His cartoons have been published in L.A. Weekly, La Opinion, The New York Times, and The Los Angeles Times. And on Monday night in the Phyllis P. Marshall Center Ballroom, Lalo Alcaraz, a syndicated cartoonist presented his political and satirical cartoons, “Mexiled” and “La Cucaracha,” to USF. About 40 people of all ages filled the ballroom for the lecture that lasted an hour and a half.
“He is the voice of the Chicano movement,” Manuela Perez, an attendee, said. “He gives me a voice, and he is a great person. I admire him a lot.”
Alcaraz is 37 years old and had his first drawing published in kindergarten at age 5. He started drawing with the Chicano Art Movement, which inspired him to paint murals at the age of 16 and 17. In high school, he was involved in the graphic arts program, and in college, he drew the editorial cartoons for The Daily Aztec, San Diego State University’s newspaper. Back then, at the age of 21, he was getting paid $7 a cartoon.
While drawing cartoons for the college newspaper, he saw remarks in a bathroom stall one day that read, “Go back to Mexico.””It was during the Reagan years,” Alcaraz said. “It is easy to make people hate my guts because of my cartoons.”
After college in 1992, Alcaraz drew self-syndicated cartoons for L.A. Weekly, and then his cartoons were used across the country. Some of his syndicated cartoons, he translated into Spanish twice a week.
Alcaraz uses his cartoons to show his view on different Mexican-American issues.
“It’s a chance to put out my opinion to forcibly make a point,” he said. “The stuff writes itself.”
Alcaraz said there were times he even made people angry in his own newspaper.

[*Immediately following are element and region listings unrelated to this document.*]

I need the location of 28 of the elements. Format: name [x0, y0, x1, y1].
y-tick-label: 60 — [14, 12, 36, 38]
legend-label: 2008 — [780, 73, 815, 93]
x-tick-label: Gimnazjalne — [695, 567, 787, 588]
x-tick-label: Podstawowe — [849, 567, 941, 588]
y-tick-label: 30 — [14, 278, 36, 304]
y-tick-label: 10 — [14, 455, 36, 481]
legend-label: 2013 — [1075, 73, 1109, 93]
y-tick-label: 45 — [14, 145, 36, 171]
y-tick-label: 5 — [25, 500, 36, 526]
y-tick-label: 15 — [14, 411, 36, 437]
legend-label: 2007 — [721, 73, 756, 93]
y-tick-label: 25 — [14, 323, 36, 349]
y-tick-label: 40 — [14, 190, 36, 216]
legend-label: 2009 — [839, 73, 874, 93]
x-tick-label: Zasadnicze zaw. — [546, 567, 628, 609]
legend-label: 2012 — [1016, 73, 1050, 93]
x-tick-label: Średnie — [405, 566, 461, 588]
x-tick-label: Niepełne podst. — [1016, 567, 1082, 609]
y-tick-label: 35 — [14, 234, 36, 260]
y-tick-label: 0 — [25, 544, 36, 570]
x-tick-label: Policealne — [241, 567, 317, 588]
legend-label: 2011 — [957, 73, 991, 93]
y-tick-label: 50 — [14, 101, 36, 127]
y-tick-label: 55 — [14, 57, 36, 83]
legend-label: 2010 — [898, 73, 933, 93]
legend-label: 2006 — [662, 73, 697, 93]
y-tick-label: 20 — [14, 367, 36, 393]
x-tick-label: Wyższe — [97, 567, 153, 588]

Alcaraz presented cartoons of some presidents of the United States, including George W. Bush and Ronald Reagan.
“My editor used to say, ‘You can’t draw the president like he is some drooling idiot,'” Alcaraz said.
One of his famous cartoons is the “Migra Mouse,” which was a picture of Mickey Mouse as an immigrant. This cartoon was based on the California government getting donations for the anti-immigration campaign. “Migra Mouse” is a part of the series “La Cucaracha.”
The ballroom was in constant laughter throughout the presentation from Alcaraz’s jokes, cartoons and voices of the presidents that he impersonated and characters in his cartoons.
“After my Elian Gonzalez cartoons, I received a lot of letters from Miami residents,” he said. “I haven’t been invited to Miami yet.”
Alcaraz’s last work was his book that he illustrated, Latino USA: A Cartoon History. The book is 160 pages of how and why Latinos are in the United States. It also explores biographies of different people who are both Mexican and American. The book took two years to complete.
Alcaraz said he hopes to write another book with a friend.”I hope, if I get the blessing from the boss,” he said.Alcaraz also promoted his Web site, Pocho.com.
“Go to Pocho.com, or (my daughter) Amya doesn’t eat,” he said.
After the showing of a video that discussed a threatened lawsuit from Emilo Estefan, husband of Latina recording artist Gloria Estefan, Alcaraz ended the presentation. The lawsuit was against a column he wrote for L.A. Weekly on the Latin Grammy Awards and how Latinos are not really on TV that much.
Jackie McCain, Latin American Student Association Vice President introduced Alcaraz and said she also enjoyed the presentation.
“I liked it. I see him as a syndicated cartoonist, and I don’t take (his material) personal,” she said. “I think its funny, and people need to take things a little more lightly.”